Abstract

Linear representations of Lie groups are useful in both physics and mathematics. The most important applicable aspects of representations theory are matrix elements and Clebsch-Gordan (CG) coefficients of group representations. New results of representation theory allow us to give a new approach to matrix elements and CG coefficients. At first, matrix elements and CG coefficients of unitary irreducible representations were studied separately for compact and non-compact semisimple Lie groups and for each series of representations (the principal unitary series, the supplementary series, the discrete series and so on). These studies can now be linked together. This link is realized by the principal nonunitary series representations (“analytic continuation” in the continuous parameters of the principal unitary series representations) of a semisimple noncompact Lie group. The point is that every completely irreducible representation of such a group is contained in some representation of the principal nonunitary series. On the other hand, matrix elements of the principal nonunitary series representations at fixed group element are entire analytic functions of continuous parameters defining representations. Therefore, if matrix elements of representations of one of the continuous series (for example, of the principal unitary series) are known then those of representations of other series can be obtained by an appropriate analytic Continuation. However, most of the unitary representations which are contained in the principal nonunitary series representations are nonunitary.
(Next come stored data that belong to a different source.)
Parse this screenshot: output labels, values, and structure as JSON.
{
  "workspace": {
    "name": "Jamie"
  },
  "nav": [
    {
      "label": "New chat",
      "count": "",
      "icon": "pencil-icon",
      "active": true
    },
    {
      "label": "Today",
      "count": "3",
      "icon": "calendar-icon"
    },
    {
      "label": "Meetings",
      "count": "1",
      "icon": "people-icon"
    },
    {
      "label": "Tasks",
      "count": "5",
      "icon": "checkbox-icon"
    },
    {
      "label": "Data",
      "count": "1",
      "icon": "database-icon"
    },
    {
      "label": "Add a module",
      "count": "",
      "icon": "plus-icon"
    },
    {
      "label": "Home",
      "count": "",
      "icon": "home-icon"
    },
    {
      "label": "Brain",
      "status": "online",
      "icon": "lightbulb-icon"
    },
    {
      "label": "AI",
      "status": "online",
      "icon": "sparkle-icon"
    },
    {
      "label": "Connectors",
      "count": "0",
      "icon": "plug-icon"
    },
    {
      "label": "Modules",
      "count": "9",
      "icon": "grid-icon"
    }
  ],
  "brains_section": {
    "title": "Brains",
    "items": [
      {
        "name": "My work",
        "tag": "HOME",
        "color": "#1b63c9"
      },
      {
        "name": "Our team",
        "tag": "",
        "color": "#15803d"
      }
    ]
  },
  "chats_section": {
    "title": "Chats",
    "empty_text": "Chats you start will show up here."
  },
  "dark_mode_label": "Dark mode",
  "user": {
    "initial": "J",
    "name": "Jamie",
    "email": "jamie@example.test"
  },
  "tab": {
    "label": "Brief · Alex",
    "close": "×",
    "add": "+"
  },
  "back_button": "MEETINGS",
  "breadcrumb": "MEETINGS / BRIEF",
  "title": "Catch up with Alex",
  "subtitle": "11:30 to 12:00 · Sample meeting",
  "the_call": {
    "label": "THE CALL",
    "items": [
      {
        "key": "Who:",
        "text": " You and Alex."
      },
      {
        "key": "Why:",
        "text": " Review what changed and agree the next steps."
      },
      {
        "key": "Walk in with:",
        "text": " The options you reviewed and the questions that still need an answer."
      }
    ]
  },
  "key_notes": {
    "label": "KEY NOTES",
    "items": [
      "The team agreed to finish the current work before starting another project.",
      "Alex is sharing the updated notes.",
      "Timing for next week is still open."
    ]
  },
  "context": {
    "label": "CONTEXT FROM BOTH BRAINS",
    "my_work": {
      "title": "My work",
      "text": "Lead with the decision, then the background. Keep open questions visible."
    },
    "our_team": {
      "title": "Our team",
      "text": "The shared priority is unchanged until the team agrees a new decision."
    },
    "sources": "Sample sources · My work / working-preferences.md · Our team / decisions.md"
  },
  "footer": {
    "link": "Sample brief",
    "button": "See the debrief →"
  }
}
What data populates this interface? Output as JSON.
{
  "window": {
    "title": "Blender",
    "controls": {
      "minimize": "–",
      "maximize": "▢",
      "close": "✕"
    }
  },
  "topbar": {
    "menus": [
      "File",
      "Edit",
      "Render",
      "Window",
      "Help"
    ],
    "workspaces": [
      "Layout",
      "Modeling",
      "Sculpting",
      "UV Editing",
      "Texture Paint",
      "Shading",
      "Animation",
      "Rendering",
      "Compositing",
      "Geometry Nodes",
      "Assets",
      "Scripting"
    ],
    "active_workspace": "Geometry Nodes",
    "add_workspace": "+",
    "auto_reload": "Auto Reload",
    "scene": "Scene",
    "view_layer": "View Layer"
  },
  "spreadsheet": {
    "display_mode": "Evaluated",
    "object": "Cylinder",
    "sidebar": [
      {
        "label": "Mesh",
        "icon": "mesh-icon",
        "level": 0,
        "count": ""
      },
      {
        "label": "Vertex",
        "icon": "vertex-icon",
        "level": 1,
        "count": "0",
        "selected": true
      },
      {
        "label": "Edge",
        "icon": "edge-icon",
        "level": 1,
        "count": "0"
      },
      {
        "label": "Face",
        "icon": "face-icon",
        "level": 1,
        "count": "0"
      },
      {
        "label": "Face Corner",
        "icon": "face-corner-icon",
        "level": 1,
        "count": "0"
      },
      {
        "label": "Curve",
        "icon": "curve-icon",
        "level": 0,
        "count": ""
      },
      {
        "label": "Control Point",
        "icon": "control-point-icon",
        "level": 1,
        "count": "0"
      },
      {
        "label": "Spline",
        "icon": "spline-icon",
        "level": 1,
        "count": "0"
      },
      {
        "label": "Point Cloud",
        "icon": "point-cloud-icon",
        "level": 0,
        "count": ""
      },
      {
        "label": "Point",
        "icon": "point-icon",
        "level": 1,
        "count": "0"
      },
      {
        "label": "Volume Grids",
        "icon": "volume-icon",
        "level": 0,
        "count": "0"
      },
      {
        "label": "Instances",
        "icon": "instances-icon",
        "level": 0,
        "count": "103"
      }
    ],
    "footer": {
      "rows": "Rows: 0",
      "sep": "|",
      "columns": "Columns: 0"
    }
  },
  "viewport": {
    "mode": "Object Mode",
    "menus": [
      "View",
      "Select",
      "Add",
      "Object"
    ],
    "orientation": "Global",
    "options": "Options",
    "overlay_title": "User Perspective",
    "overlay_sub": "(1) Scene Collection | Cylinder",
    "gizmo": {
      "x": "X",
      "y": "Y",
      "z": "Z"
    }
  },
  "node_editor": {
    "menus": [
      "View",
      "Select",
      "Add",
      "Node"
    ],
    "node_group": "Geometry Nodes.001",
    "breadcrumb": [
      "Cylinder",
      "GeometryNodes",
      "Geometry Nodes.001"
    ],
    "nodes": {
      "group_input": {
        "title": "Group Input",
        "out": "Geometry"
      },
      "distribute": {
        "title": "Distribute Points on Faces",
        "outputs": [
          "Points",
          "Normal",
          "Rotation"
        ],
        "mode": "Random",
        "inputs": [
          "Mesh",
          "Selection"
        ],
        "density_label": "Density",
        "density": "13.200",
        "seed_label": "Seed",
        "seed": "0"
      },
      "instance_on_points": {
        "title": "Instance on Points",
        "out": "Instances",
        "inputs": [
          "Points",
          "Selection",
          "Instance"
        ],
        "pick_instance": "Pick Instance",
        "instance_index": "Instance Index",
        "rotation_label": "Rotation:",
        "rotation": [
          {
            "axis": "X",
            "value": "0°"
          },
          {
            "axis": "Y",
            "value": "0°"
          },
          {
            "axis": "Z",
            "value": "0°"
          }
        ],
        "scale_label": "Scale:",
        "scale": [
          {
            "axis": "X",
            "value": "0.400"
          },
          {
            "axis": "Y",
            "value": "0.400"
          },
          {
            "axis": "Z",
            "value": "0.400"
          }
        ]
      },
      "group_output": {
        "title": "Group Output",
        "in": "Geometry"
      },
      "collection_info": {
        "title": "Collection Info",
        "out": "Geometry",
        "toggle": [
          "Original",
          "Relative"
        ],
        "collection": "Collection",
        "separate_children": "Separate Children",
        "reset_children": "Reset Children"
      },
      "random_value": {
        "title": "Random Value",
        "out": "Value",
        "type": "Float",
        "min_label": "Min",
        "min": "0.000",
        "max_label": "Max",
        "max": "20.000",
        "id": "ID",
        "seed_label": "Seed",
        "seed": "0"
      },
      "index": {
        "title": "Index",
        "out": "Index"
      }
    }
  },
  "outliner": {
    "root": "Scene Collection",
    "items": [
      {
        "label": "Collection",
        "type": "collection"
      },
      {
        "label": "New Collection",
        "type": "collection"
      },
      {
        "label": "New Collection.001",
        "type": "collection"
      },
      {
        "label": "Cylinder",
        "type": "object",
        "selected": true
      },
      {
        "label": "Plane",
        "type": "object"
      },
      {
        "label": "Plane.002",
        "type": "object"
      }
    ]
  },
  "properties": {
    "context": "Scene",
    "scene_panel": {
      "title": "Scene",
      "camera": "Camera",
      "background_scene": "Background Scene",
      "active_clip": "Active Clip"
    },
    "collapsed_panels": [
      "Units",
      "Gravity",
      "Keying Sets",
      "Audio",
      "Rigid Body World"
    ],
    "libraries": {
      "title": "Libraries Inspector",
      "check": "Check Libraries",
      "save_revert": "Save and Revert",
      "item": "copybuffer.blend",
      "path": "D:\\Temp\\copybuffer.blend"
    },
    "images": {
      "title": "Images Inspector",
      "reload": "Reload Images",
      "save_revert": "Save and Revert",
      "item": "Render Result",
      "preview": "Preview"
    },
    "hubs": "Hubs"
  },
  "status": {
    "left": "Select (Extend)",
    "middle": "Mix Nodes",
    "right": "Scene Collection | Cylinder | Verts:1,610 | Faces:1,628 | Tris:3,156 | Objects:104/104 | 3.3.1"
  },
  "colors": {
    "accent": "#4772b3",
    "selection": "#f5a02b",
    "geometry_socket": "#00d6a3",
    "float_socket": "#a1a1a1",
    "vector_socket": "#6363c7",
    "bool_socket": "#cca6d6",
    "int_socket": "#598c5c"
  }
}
Therefore, it is necessary to evaluate the matrices of unitarization of unitarizable representations. These matrices bear a simple relationship with intertwining operators for the principal nonunitary series representations. For this reason an evaluation of matrices of intertwining operators is an important task. Different intertwining operators are linked by CG coefficients of the tensor product of the principal nonunitary series representations with finite dimensional representations of the group.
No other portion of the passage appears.